The Consumer Price Index (CPI) in the Canary Islands increased by 6.8% over the month of February, in the year since February 2021, due to an increase in housing, transport and food prices, according to data published this Friday by Spain’s National Institute of Statistics (INE).

In one year housing has increased by 22.3% on the islands, while transport grew by 11.4%, and food and non-alcoholic beverages have increased by 6.1%. In contrast, only the inter-annual prices of clothing and footwear (-0.5%) and communications (-0.7%) fell in that time. The CPI has grown overall in the Archipelago by 0.7% since January due to increases in transport prices (+1.7%); in food and non-alcoholic beverages (+1.3%); and alcoholic beverages and tobacco (+1.1%), with only the prices of clothing and footwear falling (-2%).

Nationally, the CPI rose 0.8% in February and raised its inter-annual rate 1.5 points, to 7.6%, its highest in almost 36 years, since at least December 1986.

February’s inter-annual CPI rate (7.6%) is two tenths higher than at the end of last month (7.4%). More than three consecutive months at levels above 6%, a persistently high CPI not seen in three decades.

According to the INE, the year-on-year rise in the CPI to 7.6% has been due to electricity prices, which fell less than they did back in February 2021; added to this the increase in restaurant prices, and the higher cost of diesel for heating, fuel, automobiles and some foods, such as legumes and vegetables; milk, cheese and eggs, and bread and cereal, and there are plenty of reasons for concern in the months ahead.
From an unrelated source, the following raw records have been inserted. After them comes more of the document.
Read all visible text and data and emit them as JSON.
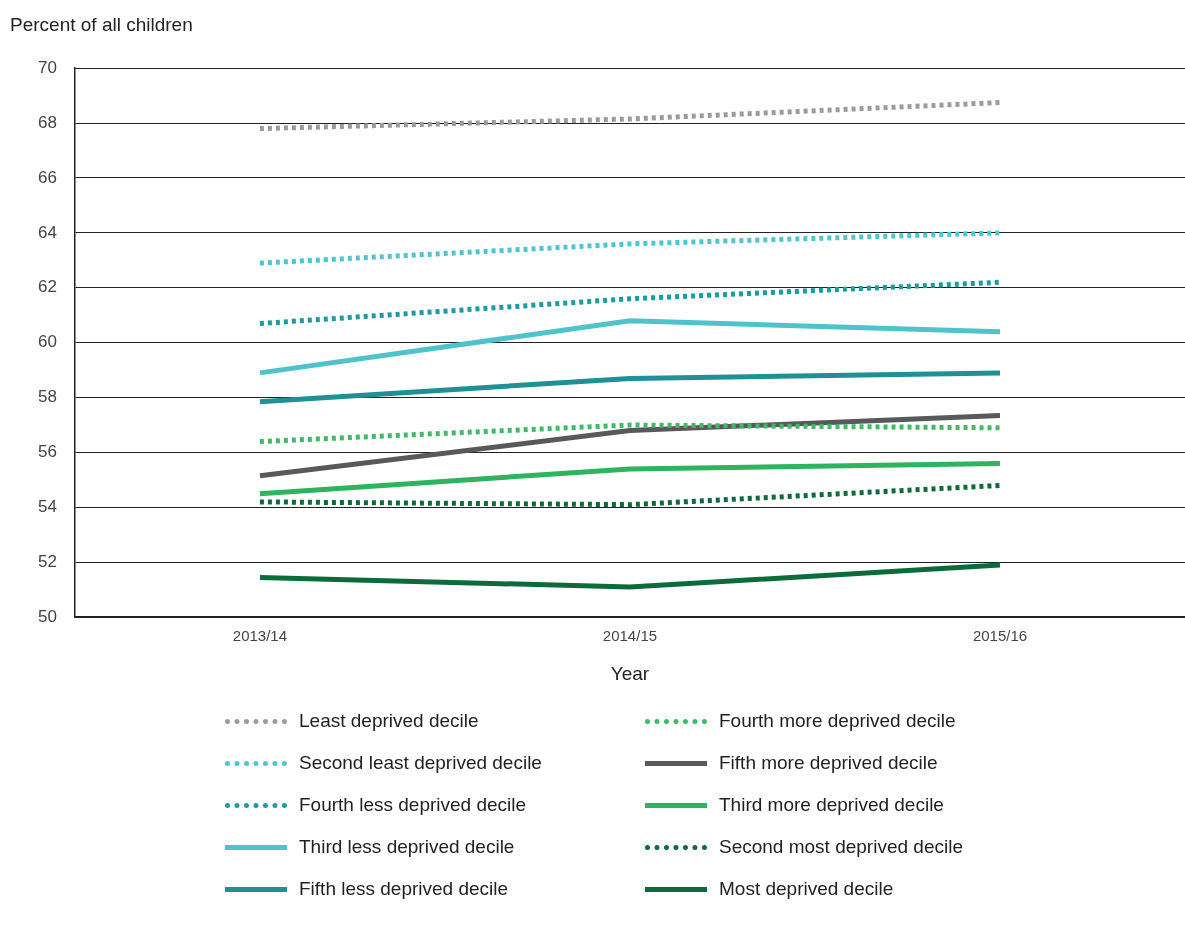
{
  "chart_data": {
    "type": "line",
    "ylabel": "Percent of all children",
    "xlabel": "Year",
    "categories": [
      "2013/14",
      "2014/15",
      "2015/16"
    ],
    "ylim": [
      50,
      70
    ],
    "yticks": [
      50,
      52,
      54,
      56,
      58,
      60,
      62,
      64,
      66,
      68,
      70
    ],
    "grid": "y",
    "legend": "bottom",
    "marker": "none",
    "series": [
      {
        "name": "Least deprived decile",
        "color": "#9b9b9b",
        "line_style": "dotted",
        "values": [
          67.8,
          68.15,
          68.75
        ]
      },
      {
        "name": "Second least deprived decile",
        "color": "#4fc6cf",
        "line_style": "dotted",
        "values": [
          62.9,
          63.6,
          64.0
        ]
      },
      {
        "name": "Fourth less deprived decile",
        "color": "#1e9aa0",
        "line_style": "dotted",
        "values": [
          60.7,
          61.6,
          62.2
        ]
      },
      {
        "name": "Third less deprived decile",
        "color": "#4fc3cc",
        "line_style": "solid",
        "values": [
          58.9,
          60.8,
          60.4
        ]
      },
      {
        "name": "Fifth less deprived decile",
        "color": "#1e9096",
        "line_style": "solid",
        "values": [
          57.85,
          58.7,
          58.9
        ]
      },
      {
        "name": "Fourth more deprived decile",
        "color": "#3dbb6b",
        "line_style": "dotted",
        "values": [
          56.4,
          57.0,
          56.9
        ]
      },
      {
        "name": "Fifth more deprived decile",
        "color": "#58595b",
        "line_style": "solid",
        "values": [
          55.15,
          56.8,
          57.35
        ]
      },
      {
        "name": "Third more deprived decile",
        "color": "#2eb35f",
        "line_style": "solid",
        "values": [
          54.5,
          55.4,
          55.6
        ]
      },
      {
        "name": "Second most deprived decile",
        "color": "#0b6b3a",
        "line_style": "dotted",
        "values": [
          54.2,
          54.1,
          54.8
        ]
      },
      {
        "name": "Most deprived decile",
        "color": "#0b6b3a",
        "line_style": "solid",
        "values": [
          51.45,
          51.1,
          51.9
        ]
      }
    ]
  }
}
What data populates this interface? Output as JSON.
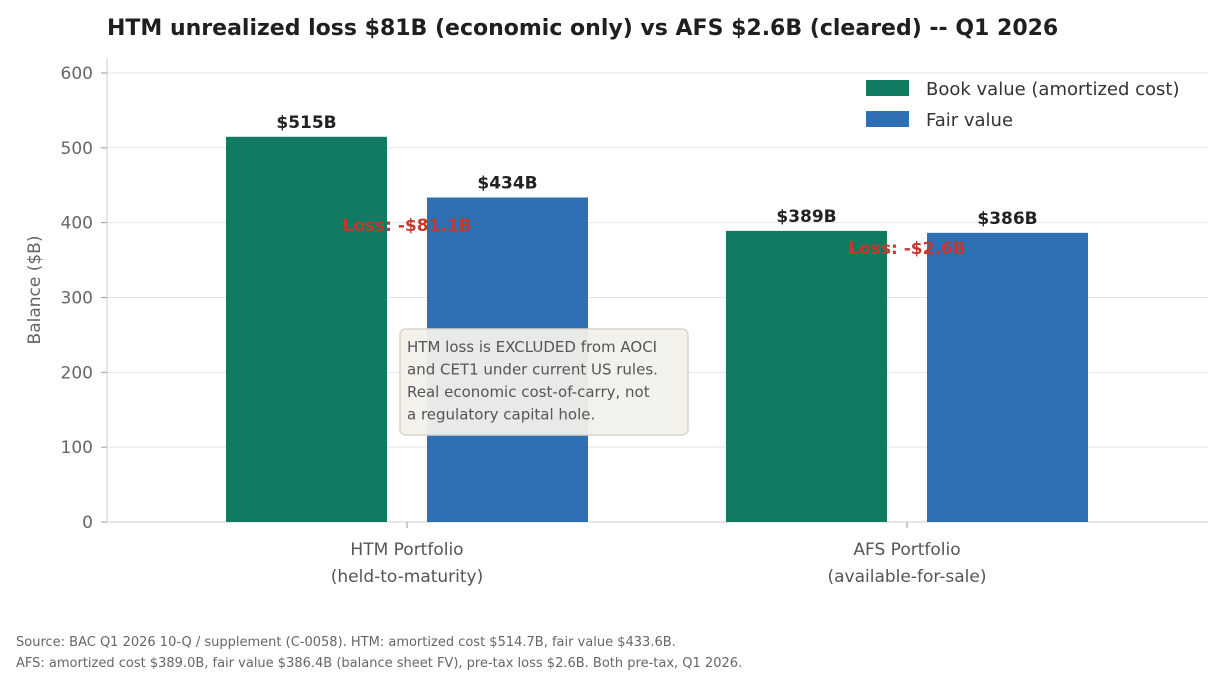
{
  "chart_data": {
    "type": "bar",
    "title": "HTM unrealized loss $81B (economic only) vs AFS $2.6B (cleared) -- Q1 2026",
    "ylabel": "Balance ($B)",
    "ylim": [
      0,
      620
    ],
    "yticks": [
      0,
      100,
      200,
      300,
      400,
      500,
      600
    ],
    "grid": true,
    "legend_position": "top-right",
    "categories": [
      [
        "HTM Portfolio",
        "(held-to-maturity)"
      ],
      [
        "AFS Portfolio",
        "(available-for-sale)"
      ]
    ],
    "series": [
      {
        "name": "Book value (amortized cost)",
        "color": "#107a62",
        "values": [
          514.7,
          389.0
        ],
        "labels": [
          "$515B",
          "$389B"
        ]
      },
      {
        "name": "Fair value",
        "color": "#2f6fb4",
        "values": [
          433.6,
          386.4
        ],
        "labels": [
          "$434B",
          "$386B"
        ]
      }
    ],
    "annotations": [
      {
        "text": "Loss: -$81.1B",
        "category": 0,
        "y": 397,
        "color": "#c0392b"
      },
      {
        "text": "Loss: -$2.6B",
        "category": 1,
        "y": 366,
        "color": "#c0392b"
      }
    ],
    "note": {
      "lines": [
        "HTM loss is EXCLUDED from AOCI",
        "and CET1 under current US rules.",
        "Real economic cost-of-carry, not",
        "a regulatory capital hole."
      ],
      "anchor_x": [
        0.5,
        200
      ]
    },
    "source": [
      "Source: BAC Q1 2026 10-Q / supplement (C-0058). HTM: amortized cost $514.7B, fair value $433.6B.",
      "AFS: amortized cost $389.0B, fair value $386.4B (balance sheet FV), pre-tax loss $2.6B. Both pre-tax, Q1 2026."
    ]
  }
}
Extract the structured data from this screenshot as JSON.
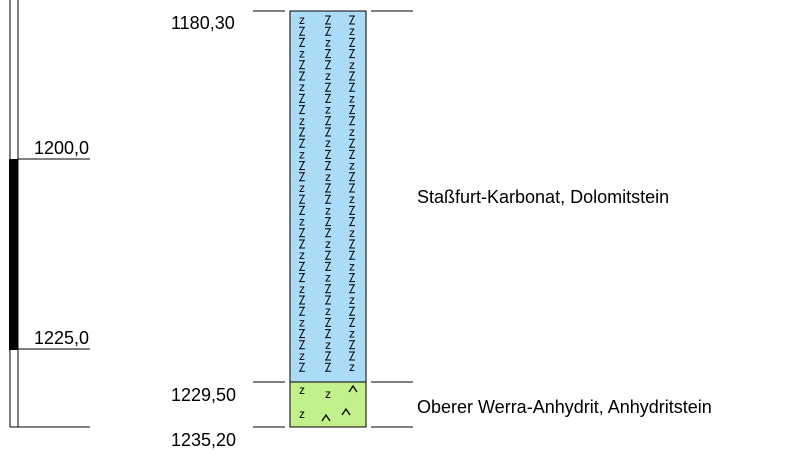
{
  "scale": {
    "marks": [
      {
        "label": "1200,0"
      },
      {
        "label": "1225,0"
      }
    ]
  },
  "column": {
    "top_depth": "1180,30",
    "bottom_depth": "1235,20",
    "layers": [
      {
        "top_label": "1180,30",
        "description": "Staßfurt-Karbonat, Dolomitstein",
        "color": "#abdcf7",
        "pattern": "dolomite-z-symbols"
      },
      {
        "top_label": "1229,50",
        "description": "Oberer Werra-Anhydrit, Anhydritstein",
        "color": "#c2f08a",
        "pattern": "anhydrite-caret-symbols"
      }
    ]
  }
}
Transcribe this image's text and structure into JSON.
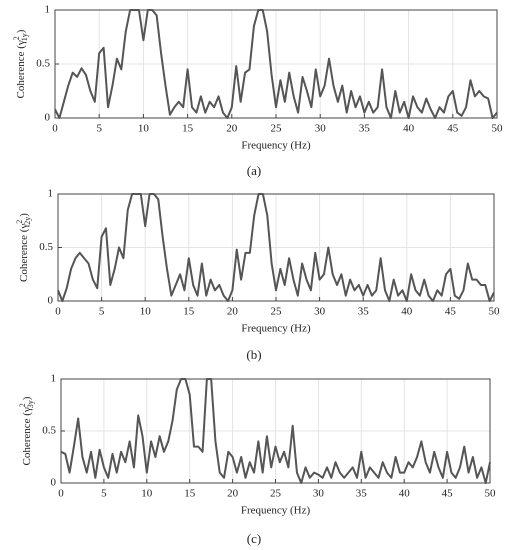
{
  "chart_data": [
    {
      "type": "line",
      "caption": "(a)",
      "xlabel": "Frequency (Hz)",
      "ylabel": "Coherence (γ",
      "ylabel_sup": "2",
      "ylabel_sub": "1y",
      "ylabel_end": ")",
      "xlim": [
        0,
        50
      ],
      "ylim": [
        0,
        1
      ],
      "xticks": [
        0,
        5,
        10,
        15,
        20,
        25,
        30,
        35,
        40,
        45,
        50
      ],
      "yticks": [
        0,
        0.5,
        1
      ],
      "grid": true,
      "series": [
        {
          "name": "coherence",
          "color": "#555555",
          "x": [
            0,
            0.5,
            1,
            1.5,
            2,
            2.5,
            3,
            3.5,
            4,
            4.5,
            5,
            5.5,
            6,
            6.5,
            7,
            7.5,
            8,
            8.5,
            9,
            9.5,
            10,
            10.5,
            11,
            11.5,
            12,
            12.5,
            13,
            13.5,
            14,
            14.5,
            15,
            15.5,
            16,
            16.5,
            17,
            17.5,
            18,
            18.5,
            19,
            19.5,
            20,
            20.5,
            21,
            21.5,
            22,
            22.5,
            23,
            23.5,
            24,
            24.5,
            25,
            25.5,
            26,
            26.5,
            27,
            27.5,
            28,
            28.5,
            29,
            29.5,
            30,
            30.5,
            31,
            31.5,
            32,
            32.5,
            33,
            33.5,
            34,
            34.5,
            35,
            35.5,
            36,
            36.5,
            37,
            37.5,
            38,
            38.5,
            39,
            39.5,
            40,
            40.5,
            41,
            41.5,
            42,
            42.5,
            43,
            43.5,
            44,
            44.5,
            45,
            45.5,
            46,
            46.5,
            47,
            47.5,
            48,
            48.5,
            49,
            49.5,
            50
          ],
          "values": [
            0.08,
            0.0,
            0.15,
            0.3,
            0.42,
            0.38,
            0.46,
            0.4,
            0.25,
            0.15,
            0.6,
            0.65,
            0.1,
            0.3,
            0.55,
            0.45,
            0.8,
            1,
            1,
            1,
            0.72,
            1,
            1,
            0.95,
            0.6,
            0.3,
            0.03,
            0.1,
            0.15,
            0.1,
            0.45,
            0.1,
            0.05,
            0.2,
            0.05,
            0.15,
            0.1,
            0.2,
            0.05,
            0.0,
            0.1,
            0.48,
            0.15,
            0.42,
            0.45,
            0.85,
            1,
            1,
            0.8,
            0.4,
            0.1,
            0.35,
            0.15,
            0.42,
            0.2,
            0.05,
            0.38,
            0.25,
            0.1,
            0.45,
            0.2,
            0.3,
            0.55,
            0.3,
            0.15,
            0.3,
            0.05,
            0.25,
            0.1,
            0.2,
            0.05,
            0.15,
            0.05,
            0.1,
            0.45,
            0.1,
            0.0,
            0.25,
            0.05,
            0.15,
            0.0,
            0.2,
            0.1,
            0.05,
            0.18,
            0.08,
            0.0,
            0.1,
            0.05,
            0.2,
            0.25,
            0.05,
            0.02,
            0.1,
            0.35,
            0.2,
            0.25,
            0.2,
            0.18,
            0.0,
            0.05
          ]
        }
      ]
    },
    {
      "type": "line",
      "caption": "(b)",
      "xlabel": "Frequency (Hz)",
      "ylabel": "Coherence (γ",
      "ylabel_sup": "2",
      "ylabel_sub": "2y",
      "ylabel_end": ")",
      "xlim": [
        0,
        50
      ],
      "ylim": [
        0,
        1
      ],
      "xticks": [
        0,
        5,
        10,
        15,
        20,
        25,
        30,
        35,
        40,
        45,
        50
      ],
      "yticks": [
        0,
        0.5,
        1
      ],
      "grid": true,
      "series": [
        {
          "name": "coherence",
          "color": "#555555",
          "x": [
            0,
            0.5,
            1,
            1.5,
            2,
            2.5,
            3,
            3.5,
            4,
            4.5,
            5,
            5.5,
            6,
            6.5,
            7,
            7.5,
            8,
            8.5,
            9,
            9.5,
            10,
            10.5,
            11,
            11.5,
            12,
            12.5,
            13,
            13.5,
            14,
            14.5,
            15,
            15.5,
            16,
            16.5,
            17,
            17.5,
            18,
            18.5,
            19,
            19.5,
            20,
            20.5,
            21,
            21.5,
            22,
            22.5,
            23,
            23.5,
            24,
            24.5,
            25,
            25.5,
            26,
            26.5,
            27,
            27.5,
            28,
            28.5,
            29,
            29.5,
            30,
            30.5,
            31,
            31.5,
            32,
            32.5,
            33,
            33.5,
            34,
            34.5,
            35,
            35.5,
            36,
            36.5,
            37,
            37.5,
            38,
            38.5,
            39,
            39.5,
            40,
            40.5,
            41,
            41.5,
            42,
            42.5,
            43,
            43.5,
            44,
            44.5,
            45,
            45.5,
            46,
            46.5,
            47,
            47.5,
            48,
            48.5,
            49,
            49.5,
            50
          ],
          "values": [
            0.1,
            0.0,
            0.12,
            0.3,
            0.4,
            0.45,
            0.4,
            0.35,
            0.2,
            0.12,
            0.6,
            0.68,
            0.15,
            0.3,
            0.5,
            0.4,
            0.85,
            1,
            1,
            1,
            0.7,
            1,
            1,
            0.95,
            0.6,
            0.3,
            0.05,
            0.15,
            0.25,
            0.1,
            0.4,
            0.15,
            0.05,
            0.35,
            0.05,
            0.2,
            0.1,
            0.15,
            0.05,
            0.0,
            0.1,
            0.48,
            0.2,
            0.45,
            0.45,
            0.8,
            1,
            1,
            0.8,
            0.35,
            0.1,
            0.3,
            0.15,
            0.4,
            0.2,
            0.05,
            0.35,
            0.2,
            0.1,
            0.45,
            0.2,
            0.25,
            0.5,
            0.25,
            0.15,
            0.25,
            0.05,
            0.2,
            0.1,
            0.15,
            0.05,
            0.15,
            0.05,
            0.1,
            0.4,
            0.1,
            0.0,
            0.2,
            0.05,
            0.1,
            0.0,
            0.25,
            0.1,
            0.05,
            0.2,
            0.05,
            0.0,
            0.1,
            0.05,
            0.25,
            0.3,
            0.05,
            0.02,
            0.1,
            0.35,
            0.2,
            0.2,
            0.15,
            0.15,
            0.0,
            0.08
          ]
        }
      ]
    },
    {
      "type": "line",
      "caption": "(c)",
      "xlabel": "Frequency (Hz)",
      "ylabel": "Coherence (γ",
      "ylabel_sup": "2",
      "ylabel_sub": "3y",
      "ylabel_end": ")",
      "xlim": [
        0,
        50
      ],
      "ylim": [
        0,
        1
      ],
      "xticks": [
        0,
        5,
        10,
        15,
        20,
        25,
        30,
        35,
        40,
        45,
        50
      ],
      "yticks": [
        0,
        0.5,
        1
      ],
      "grid": true,
      "series": [
        {
          "name": "coherence",
          "color": "#555555",
          "x": [
            0,
            0.5,
            1,
            1.5,
            2,
            2.5,
            3,
            3.5,
            4,
            4.5,
            5,
            5.5,
            6,
            6.5,
            7,
            7.5,
            8,
            8.5,
            9,
            9.5,
            10,
            10.5,
            11,
            11.5,
            12,
            12.5,
            13,
            13.5,
            14,
            14.5,
            15,
            15.5,
            16,
            16.5,
            17,
            17.5,
            18,
            18.5,
            19,
            19.5,
            20,
            20.5,
            21,
            21.5,
            22,
            22.5,
            23,
            23.5,
            24,
            24.5,
            25,
            25.5,
            26,
            26.5,
            27,
            27.5,
            28,
            28.5,
            29,
            29.5,
            30,
            30.5,
            31,
            31.5,
            32,
            32.5,
            33,
            33.5,
            34,
            34.5,
            35,
            35.5,
            36,
            36.5,
            37,
            37.5,
            38,
            38.5,
            39,
            39.5,
            40,
            40.5,
            41,
            41.5,
            42,
            42.5,
            43,
            43.5,
            44,
            44.5,
            45,
            45.5,
            46,
            46.5,
            47,
            47.5,
            48,
            48.5,
            49,
            49.5,
            50
          ],
          "values": [
            0.3,
            0.28,
            0.1,
            0.35,
            0.62,
            0.25,
            0.1,
            0.3,
            0.05,
            0.32,
            0.15,
            0.05,
            0.28,
            0.1,
            0.3,
            0.2,
            0.4,
            0.15,
            0.65,
            0.45,
            0.1,
            0.4,
            0.25,
            0.45,
            0.3,
            0.4,
            0.6,
            0.9,
            1,
            1,
            0.85,
            0.35,
            0.35,
            0.3,
            1,
            1,
            0.4,
            0.1,
            0.05,
            0.3,
            0.25,
            0.1,
            0.25,
            0.05,
            0.2,
            0.1,
            0.4,
            0.1,
            0.45,
            0.15,
            0.35,
            0.2,
            0.3,
            0.15,
            0.55,
            0.1,
            0.0,
            0.15,
            0.05,
            0.1,
            0.08,
            0.05,
            0.15,
            0.05,
            0.2,
            0.1,
            0.05,
            0.1,
            0.15,
            0.05,
            0.3,
            0.05,
            0.15,
            0.1,
            0.05,
            0.2,
            0.1,
            0.05,
            0.25,
            0.1,
            0.1,
            0.2,
            0.15,
            0.25,
            0.4,
            0.2,
            0.1,
            0.3,
            0.15,
            0.05,
            0.3,
            0.1,
            0.05,
            0.15,
            0.35,
            0.1,
            0.25,
            0.05,
            0.15,
            0.0,
            0.2
          ]
        }
      ]
    }
  ]
}
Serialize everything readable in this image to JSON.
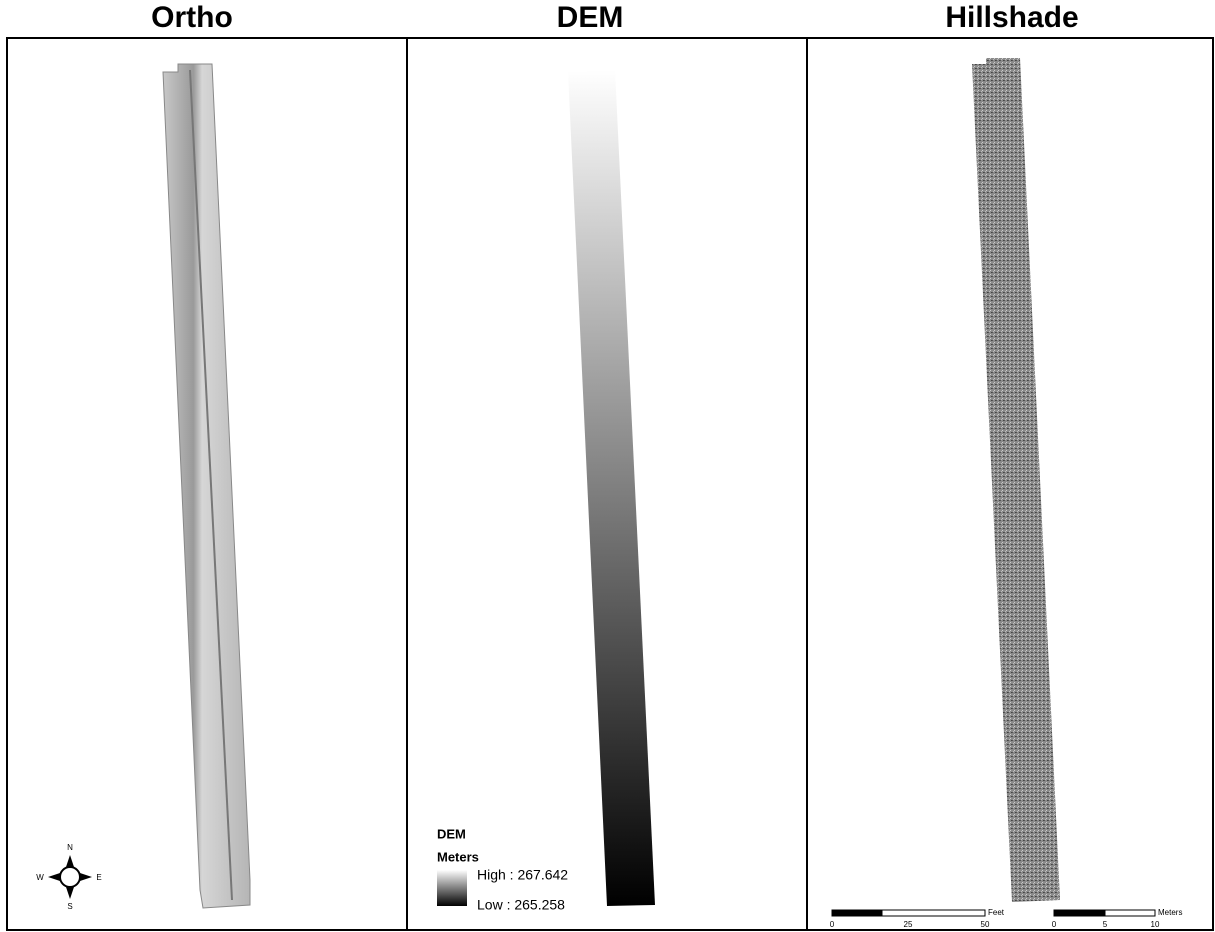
{
  "panels": [
    {
      "title": "Ortho"
    },
    {
      "title": "DEM"
    },
    {
      "title": "Hillshade"
    }
  ],
  "compass": {
    "n": "N",
    "s": "S",
    "e": "E",
    "w": "W"
  },
  "legend": {
    "title": "DEM",
    "unit": "Meters",
    "high": "High : 267.642",
    "low": "Low : 265.258"
  },
  "scale_bars": [
    {
      "unit": "Feet",
      "labels": [
        "0",
        "25",
        "50"
      ]
    },
    {
      "unit": "Meters",
      "labels": [
        "0",
        "5",
        "10"
      ]
    }
  ]
}
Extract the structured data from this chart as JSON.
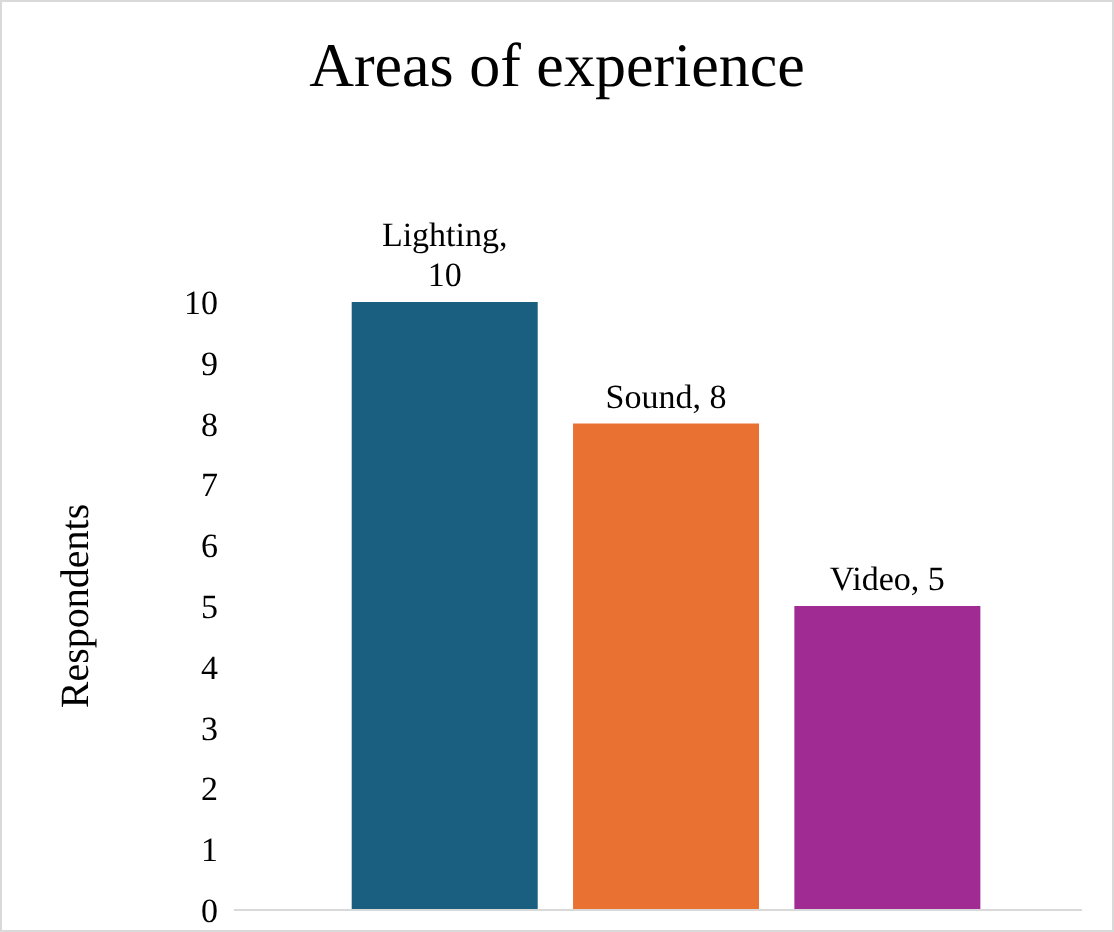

Core inflation (excluding unprocessed food and energy products) increased six tenths in February, to 3%, which is more than 4.5 points below the rate of the general CPI. This represents the highest underlying rate since September 2008.

The CPI increased by 0.8% over the last month, in contrast to its having dropped 0.4% in January, due to the rise in the prices of fuels, fuels for heating, fruit and other food products, and catering.

In the last year, heating, lighting and water distribution have become 51.7% more expensive; oils and fats have raised their prices by 28.1% and personal transport is 13.3% more expensive due to the higher cost of fuel.